Absolutely wicked.  It would also read your email to you as well.  Not brilliant, but you know, it worked.

Video
Now I think Video is a challenge.  I don’t use many mobile video services at all.  I am forever recording mobile video.  I thought the ability to dial into a video shortcode and view movie trailers was rather neat — an MX service if I recall!    I have, for the purposes of research only, spent a little while looking at some of the videos on the Three SeeMeTV service.  Very enlightening indeed.  I am a fan of the Sky News 8pm show that allows you to call in on your 3g phone and make your comment via video.  I think that’s very, very cool indeed.

Downloadable Application

Gosh that’s far too difficult to pick just one.  I use ShoZu at least 10 times a day.  Just a quick look down the recently used ‘My applications’ list on the N90 reads: – lifeblog, opera mini, buddyping, hotxt, reporo, shopqwik, crickee, mobileglu, ROK, Sky by Mobile, tex2me.

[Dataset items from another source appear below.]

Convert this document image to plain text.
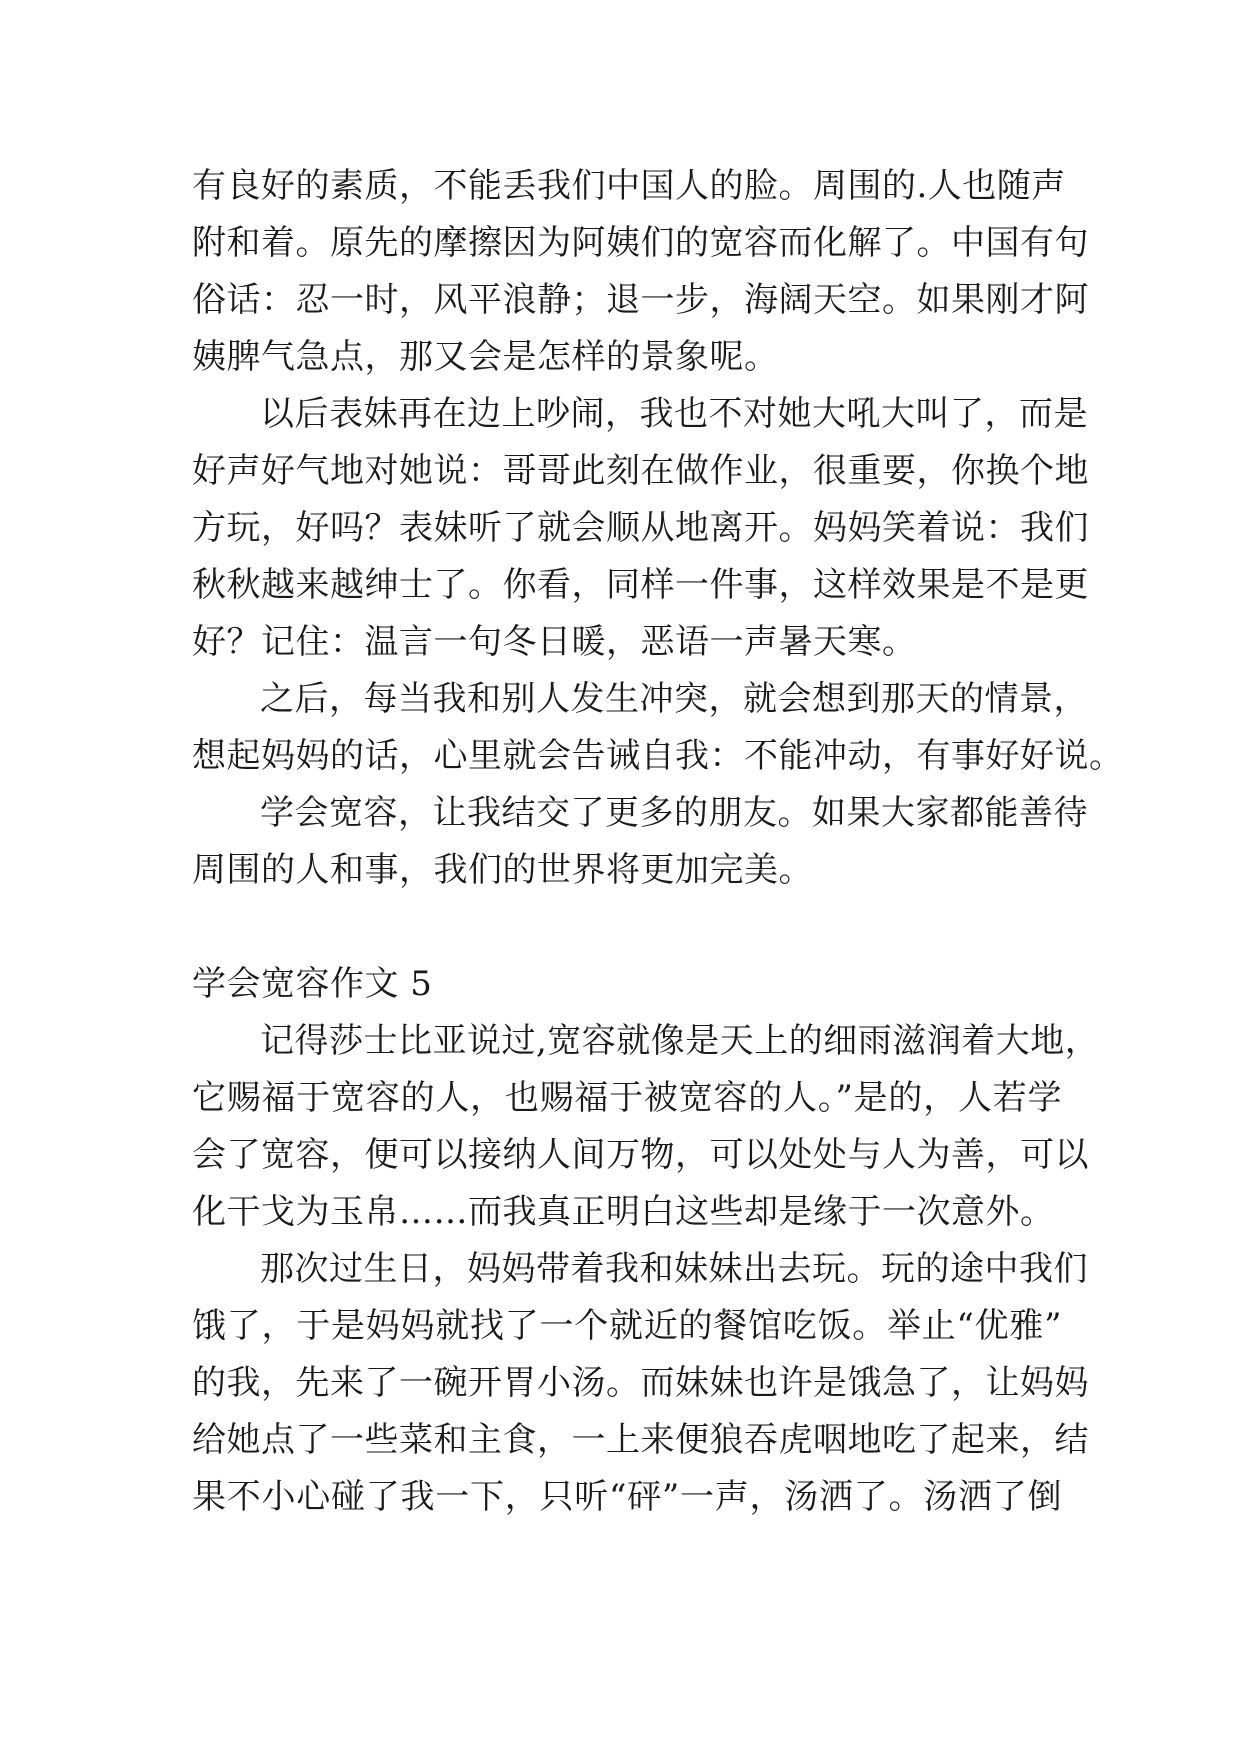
有良好的素质，不能丢我们中国人的脸。周围的.人也随声
附和着。原先的摩擦因为阿姨们的宽容而化解了。中国有句
俗话：忍一时，风平浪静；退一步，海阔天空。如果刚才阿
姨脾气急点，那又会是怎样的景象呢。
以后表妹再在边上吵闹，我也不对她大吼大叫了，而是
好声好气地对她说：哥哥此刻在做作业，很重要，你换个地
方玩，好吗？表妹听了就会顺从地离开。妈妈笑着说：我们
秋秋越来越绅士了。你看，同样一件事，这样效果是不是更
好？记住：温言一句冬日暖，恶语一声暑天寒。
之后，每当我和别人发生冲突，就会想到那天的情景，
想起妈妈的话，心里就会告诫自我：不能冲动，有事好好说。
学会宽容，让我结交了更多的朋友。如果大家都能善待
周围的人和事，我们的世界将更加完美。
学会宽容作文 5
记得莎士比亚说过,宽容就像是天上的细雨滋润着大地，
它赐福于宽容的人，也赐福于被宽容的人。”是的，人若学
会了宽容，便可以接纳人间万物，可以处处与人为善，可以
化干戈为玉帛……而我真正明白这些却是缘于一次意外。
那次过生日，妈妈带着我和妹妹出去玩。玩的途中我们
饿了，于是妈妈就找了一个就近的餐馆吃饭。举止“优雅”
的我，先来了一碗开胃小汤。而妹妹也许是饿急了，让妈妈
给她点了一些菜和主食，一上来便狼吞虎咽地吃了起来，结
果不小心碰了我一下，只听“砰”一声，汤洒了。汤洒了倒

Wap/mobile internet (inc I-mode)
I found the i-mode email very efficient indeed — just, alas, it’s not built for the amount of spam and mail I get.  I think it’s a wicked application for someone who uses email now and again though.

Ok so WAP and/or mobile.  Well the BBC mobile services are just phenomenal.  I read them a lot on the train via the Blackberry — they’ve just started doing video on the mobile too.  For a while there, I used my Sony Ericsson W550i to check and reply to email via Google Mobile Mail.  It was a very cool service.  I eventually swapped back to using the Blackberry though. 

I once used Amazon to order a book via WAP.  Just to say I’d done it.   I have, since the beginning of time, used ents24.com to check cinema listings — way back when I was using a Sony Z5 mobile and using WAP — the same time that British Telecom was spending millions trying to get everyone to ‘surf the mobile internet’ with WAP.  Heh.